Mark Zuckerberg European ParliamentFacebook could be set to face a fine of over $1.6bn (£1.2bn/€1.4bn), if it is found to have violated the European Union’s (EU) General Data Protection Regulation (GDPR) over a recent data breach which hit nearly 50m accounts.

At the backend of last week, Facebook revealed that it had discovered a security issue on Tuesday 25 September. The issue, which has since been fixed, was said to involve hackers exploiting a vulnerability within Facebook’s code that allowed them to steal access tokens using the social network’s ‘View As’ feature, which lets people see what their own profile looks like to other users. Access tokens play the role of digital keys that keep people logged in to Facebook when using the app. Facebook says it has temporarily turned off the feature while it conducts its investigation into the issue.

Upon discovery of the breach, Facebook “notified the Irish Data Protection Commission (DPC) in accordance to the obligations we have under GDPR,” according to Guy Rosen, VP of product management. The Irish DPC serves as Facebook’s lead privacy regulator in Europe.

Despite Facebook notifying Ireland’s DPC in a timely manner, the Commission is not satisfied and has demanded more information from the tech giant about the nature and magnitude of the data breach in regards to EU users, reports the Wall Street Journal.

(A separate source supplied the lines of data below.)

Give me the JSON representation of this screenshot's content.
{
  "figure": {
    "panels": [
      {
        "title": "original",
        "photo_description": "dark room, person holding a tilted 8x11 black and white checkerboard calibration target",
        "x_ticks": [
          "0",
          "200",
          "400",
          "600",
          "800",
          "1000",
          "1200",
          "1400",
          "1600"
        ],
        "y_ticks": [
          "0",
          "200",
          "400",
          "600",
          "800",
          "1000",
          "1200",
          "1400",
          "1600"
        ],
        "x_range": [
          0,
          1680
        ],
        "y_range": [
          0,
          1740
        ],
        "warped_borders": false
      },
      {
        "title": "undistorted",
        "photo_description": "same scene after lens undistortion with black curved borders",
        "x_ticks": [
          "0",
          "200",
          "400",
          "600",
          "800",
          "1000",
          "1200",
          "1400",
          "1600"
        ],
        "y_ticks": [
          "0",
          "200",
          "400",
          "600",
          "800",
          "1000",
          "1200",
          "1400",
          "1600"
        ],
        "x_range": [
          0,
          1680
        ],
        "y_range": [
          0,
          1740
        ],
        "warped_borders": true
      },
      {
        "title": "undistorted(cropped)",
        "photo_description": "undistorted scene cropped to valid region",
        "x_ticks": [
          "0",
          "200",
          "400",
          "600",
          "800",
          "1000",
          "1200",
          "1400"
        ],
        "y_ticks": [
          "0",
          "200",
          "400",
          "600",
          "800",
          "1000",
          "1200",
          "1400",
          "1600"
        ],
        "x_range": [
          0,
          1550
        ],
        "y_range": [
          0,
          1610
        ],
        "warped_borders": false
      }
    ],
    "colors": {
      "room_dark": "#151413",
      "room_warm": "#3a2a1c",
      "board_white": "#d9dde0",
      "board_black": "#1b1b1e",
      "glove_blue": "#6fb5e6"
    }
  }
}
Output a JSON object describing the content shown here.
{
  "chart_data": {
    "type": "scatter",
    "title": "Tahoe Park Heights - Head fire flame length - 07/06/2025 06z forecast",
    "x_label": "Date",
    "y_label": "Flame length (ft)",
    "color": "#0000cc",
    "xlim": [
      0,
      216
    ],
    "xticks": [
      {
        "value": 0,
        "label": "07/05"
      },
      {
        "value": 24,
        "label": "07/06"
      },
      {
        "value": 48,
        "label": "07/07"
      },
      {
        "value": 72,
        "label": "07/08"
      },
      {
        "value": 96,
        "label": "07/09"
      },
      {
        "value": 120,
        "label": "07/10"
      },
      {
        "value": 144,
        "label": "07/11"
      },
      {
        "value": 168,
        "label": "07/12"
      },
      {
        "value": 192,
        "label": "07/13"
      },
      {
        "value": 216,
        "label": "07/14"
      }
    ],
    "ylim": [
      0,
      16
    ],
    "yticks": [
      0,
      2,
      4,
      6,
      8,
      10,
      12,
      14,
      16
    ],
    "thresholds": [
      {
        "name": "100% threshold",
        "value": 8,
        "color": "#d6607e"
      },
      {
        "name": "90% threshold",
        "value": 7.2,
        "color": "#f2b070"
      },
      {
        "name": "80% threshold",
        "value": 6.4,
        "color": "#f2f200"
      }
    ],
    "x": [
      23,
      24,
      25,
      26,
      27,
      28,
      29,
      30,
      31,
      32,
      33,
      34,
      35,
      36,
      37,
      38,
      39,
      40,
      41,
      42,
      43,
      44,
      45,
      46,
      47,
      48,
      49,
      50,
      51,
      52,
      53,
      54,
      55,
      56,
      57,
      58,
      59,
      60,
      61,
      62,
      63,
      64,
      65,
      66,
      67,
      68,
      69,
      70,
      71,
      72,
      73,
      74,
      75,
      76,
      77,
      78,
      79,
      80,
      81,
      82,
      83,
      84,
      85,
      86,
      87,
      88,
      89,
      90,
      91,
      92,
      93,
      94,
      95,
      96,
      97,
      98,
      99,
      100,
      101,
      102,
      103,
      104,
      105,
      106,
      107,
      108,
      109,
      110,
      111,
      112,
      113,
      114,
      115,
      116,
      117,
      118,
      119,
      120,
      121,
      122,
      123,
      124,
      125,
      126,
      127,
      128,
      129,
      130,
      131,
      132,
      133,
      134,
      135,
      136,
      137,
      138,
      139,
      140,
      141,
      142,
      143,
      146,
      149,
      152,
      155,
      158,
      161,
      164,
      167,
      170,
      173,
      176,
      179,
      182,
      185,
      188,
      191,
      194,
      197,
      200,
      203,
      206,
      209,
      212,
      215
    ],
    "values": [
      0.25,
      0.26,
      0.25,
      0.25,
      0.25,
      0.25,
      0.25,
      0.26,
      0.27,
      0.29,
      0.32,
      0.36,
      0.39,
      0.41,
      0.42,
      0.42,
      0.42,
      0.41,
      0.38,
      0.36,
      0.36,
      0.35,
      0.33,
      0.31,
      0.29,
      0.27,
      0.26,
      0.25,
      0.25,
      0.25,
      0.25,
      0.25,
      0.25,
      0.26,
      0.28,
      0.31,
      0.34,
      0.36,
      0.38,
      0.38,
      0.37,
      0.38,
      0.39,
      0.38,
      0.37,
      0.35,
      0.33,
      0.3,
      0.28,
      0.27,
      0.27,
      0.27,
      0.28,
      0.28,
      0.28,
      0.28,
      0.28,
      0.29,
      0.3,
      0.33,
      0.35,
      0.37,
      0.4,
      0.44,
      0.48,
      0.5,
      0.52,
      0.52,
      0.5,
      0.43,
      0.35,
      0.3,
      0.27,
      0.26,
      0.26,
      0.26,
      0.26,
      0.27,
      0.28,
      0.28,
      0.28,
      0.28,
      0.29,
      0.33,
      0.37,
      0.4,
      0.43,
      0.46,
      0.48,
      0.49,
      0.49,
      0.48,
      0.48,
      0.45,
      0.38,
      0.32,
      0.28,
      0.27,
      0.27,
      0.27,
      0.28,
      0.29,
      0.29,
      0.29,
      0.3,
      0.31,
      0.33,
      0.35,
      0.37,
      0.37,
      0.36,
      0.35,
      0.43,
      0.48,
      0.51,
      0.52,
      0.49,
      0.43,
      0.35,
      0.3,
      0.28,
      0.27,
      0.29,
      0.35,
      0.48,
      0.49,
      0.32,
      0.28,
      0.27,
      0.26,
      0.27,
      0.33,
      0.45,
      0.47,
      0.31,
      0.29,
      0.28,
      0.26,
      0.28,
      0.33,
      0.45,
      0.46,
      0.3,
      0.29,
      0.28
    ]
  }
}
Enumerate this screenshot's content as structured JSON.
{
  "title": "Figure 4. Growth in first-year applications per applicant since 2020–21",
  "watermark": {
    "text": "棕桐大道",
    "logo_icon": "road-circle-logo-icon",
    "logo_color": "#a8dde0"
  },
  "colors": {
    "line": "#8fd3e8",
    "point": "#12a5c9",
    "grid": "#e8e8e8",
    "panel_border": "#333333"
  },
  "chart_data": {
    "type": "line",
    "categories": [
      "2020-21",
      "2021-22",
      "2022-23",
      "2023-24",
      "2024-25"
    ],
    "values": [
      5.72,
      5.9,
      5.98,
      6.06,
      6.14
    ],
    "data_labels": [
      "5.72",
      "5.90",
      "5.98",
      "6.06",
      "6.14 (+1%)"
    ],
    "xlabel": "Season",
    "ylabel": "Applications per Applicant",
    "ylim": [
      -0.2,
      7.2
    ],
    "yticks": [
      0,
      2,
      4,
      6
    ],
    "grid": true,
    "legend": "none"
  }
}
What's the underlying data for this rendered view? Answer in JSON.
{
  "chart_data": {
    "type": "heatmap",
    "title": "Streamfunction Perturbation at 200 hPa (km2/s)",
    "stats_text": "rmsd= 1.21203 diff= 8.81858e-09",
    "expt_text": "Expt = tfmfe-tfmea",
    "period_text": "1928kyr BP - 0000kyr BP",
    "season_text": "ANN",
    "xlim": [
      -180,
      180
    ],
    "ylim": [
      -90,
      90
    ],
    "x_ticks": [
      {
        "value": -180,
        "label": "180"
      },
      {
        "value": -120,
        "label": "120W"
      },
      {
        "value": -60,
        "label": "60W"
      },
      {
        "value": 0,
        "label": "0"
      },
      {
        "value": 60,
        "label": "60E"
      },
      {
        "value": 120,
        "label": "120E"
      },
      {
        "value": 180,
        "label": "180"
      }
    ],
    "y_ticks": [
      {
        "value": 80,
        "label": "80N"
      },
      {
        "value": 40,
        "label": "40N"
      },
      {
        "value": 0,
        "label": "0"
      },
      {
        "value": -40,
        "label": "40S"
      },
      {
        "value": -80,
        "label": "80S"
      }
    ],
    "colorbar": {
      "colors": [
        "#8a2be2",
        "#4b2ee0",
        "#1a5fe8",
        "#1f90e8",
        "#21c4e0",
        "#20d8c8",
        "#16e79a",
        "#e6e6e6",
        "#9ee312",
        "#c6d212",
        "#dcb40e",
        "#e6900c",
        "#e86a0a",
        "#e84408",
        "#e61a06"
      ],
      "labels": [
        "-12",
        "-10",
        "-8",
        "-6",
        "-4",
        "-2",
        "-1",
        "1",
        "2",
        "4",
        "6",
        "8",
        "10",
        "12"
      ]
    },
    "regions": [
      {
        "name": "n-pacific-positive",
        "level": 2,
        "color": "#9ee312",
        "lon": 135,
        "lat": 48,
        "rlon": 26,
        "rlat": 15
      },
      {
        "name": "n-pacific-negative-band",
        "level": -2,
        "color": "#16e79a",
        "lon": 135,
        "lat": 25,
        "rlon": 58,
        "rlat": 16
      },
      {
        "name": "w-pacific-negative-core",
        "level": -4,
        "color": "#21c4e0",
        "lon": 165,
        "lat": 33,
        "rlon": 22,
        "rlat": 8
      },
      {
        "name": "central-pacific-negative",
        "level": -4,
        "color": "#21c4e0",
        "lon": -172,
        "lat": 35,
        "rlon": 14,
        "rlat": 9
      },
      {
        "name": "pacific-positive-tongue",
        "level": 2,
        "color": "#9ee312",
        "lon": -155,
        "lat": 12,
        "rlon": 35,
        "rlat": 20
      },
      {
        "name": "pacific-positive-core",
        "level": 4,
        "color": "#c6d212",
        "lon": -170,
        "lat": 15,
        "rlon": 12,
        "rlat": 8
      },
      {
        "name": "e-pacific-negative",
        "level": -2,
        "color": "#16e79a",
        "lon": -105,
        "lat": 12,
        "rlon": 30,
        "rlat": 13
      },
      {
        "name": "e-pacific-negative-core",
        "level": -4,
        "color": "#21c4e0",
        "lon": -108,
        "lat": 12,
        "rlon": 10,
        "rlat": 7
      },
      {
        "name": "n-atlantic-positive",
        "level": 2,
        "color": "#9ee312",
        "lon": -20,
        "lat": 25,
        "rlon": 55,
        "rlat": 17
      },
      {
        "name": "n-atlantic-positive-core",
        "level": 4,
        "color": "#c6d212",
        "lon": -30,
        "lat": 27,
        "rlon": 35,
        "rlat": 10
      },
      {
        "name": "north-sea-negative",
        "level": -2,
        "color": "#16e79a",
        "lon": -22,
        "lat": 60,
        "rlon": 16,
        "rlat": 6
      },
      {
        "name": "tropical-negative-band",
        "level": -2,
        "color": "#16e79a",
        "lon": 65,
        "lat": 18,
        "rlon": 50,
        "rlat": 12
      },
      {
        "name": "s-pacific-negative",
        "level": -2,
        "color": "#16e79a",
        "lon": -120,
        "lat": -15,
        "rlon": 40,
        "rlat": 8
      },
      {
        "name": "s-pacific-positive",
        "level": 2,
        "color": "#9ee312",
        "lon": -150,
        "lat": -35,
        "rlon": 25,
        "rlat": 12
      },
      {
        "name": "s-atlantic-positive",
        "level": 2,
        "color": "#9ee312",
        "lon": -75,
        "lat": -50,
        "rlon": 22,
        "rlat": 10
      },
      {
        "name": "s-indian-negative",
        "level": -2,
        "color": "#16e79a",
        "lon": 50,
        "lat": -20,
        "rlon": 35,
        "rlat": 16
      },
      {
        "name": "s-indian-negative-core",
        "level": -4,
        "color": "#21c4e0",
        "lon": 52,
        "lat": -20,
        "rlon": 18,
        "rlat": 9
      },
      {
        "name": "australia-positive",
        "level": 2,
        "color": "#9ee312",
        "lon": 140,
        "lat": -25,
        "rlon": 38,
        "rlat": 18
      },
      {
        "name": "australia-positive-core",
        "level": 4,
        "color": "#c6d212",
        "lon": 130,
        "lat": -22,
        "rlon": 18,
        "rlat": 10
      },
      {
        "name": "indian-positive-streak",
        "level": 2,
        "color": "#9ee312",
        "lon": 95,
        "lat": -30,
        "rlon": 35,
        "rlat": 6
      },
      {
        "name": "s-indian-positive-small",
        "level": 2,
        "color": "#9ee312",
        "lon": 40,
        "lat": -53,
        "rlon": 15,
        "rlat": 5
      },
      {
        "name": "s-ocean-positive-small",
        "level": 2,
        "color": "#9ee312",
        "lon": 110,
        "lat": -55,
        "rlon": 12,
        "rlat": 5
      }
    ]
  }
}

“It is encouraging to see that Facebook have reported the attack promptly and have already begun their investigation into how the breach occurred. It isn’t yet clear how many EU citizens data has been affected but should it come to light that these citizens are among those whose data was breached, Facebook would be subject to hefty fines under GDPR. It appears that the breach was the result of a cyber-attack and not due to negligence, if this is the case then any fines will be proportionate and will take this into account,” said Rachel Aldighieri, MD of the DMA (Direct Marketing Association).

“However, fines are just one of the risks to organisations like Facebook. We believe the long-term effects on customer trust, share price and public perception could have more lasting damage.

“Facebook now has the challenge of re-building the trust of its customer base, a job that might be difficult given the events involving Cambridge Analytica earlier this year. To do this, it’s vital that the organisation focuses its efforts around two of the core principles of the GDPR – accountability and transparency. They need to show that they have done everything possible to ensure such a breach won’t happen again.”

Under GDPR, the EU’s data privacy law which was implemented in May, companies that don’t do enough to protect the user data of EU citizens face maximum fines of €20m or four per cent of the company’s global annual revenue for the prior year, depending on which is higher. In Facebook’s case, it would be the latter and could see it having to cough up a hefty $1.6bn.

In addition to adhering to its reporting obligations under GDPR, Facebook says it has notified US law enforcement about the issue. Meanwhile, it has reset the access tokens for all of the accounts it knows were affected and is also taking steps to resetting the access tokens of a further 40m accounts, which have been subject to a ‘View As’ look-up in the past year, as a precaution. As a result, 90m Facebook users will have to login to the Facebook app again.

Facebook says it is still unclear as to whether the targeted accounts have been misused or what information has been accessed. Furthermore, it doesn’t yet know who is behind the attacks.

“This breach appears to have impacted 50m users of the social network site meaning that a vast amount of personal data is now in the hands of criminals. It is therefore imperative that Facebook are forthcoming in contacting all those affected, provide information on what this breach means for them, and offer support to those who are likely to be very concerned by the news,” said Aldighieri.

“We would encourage any concerned users of Facebook to contact the website through its official channels and also follow the updates that they are likely to provide over the next few days. It is important to remain vigilant in checking your account and bank statements to ensure there’s nothing unusual. There’s no need to panic or cancel cards, but if you do see any suspicious activity we recommend contacting your bank immediately.”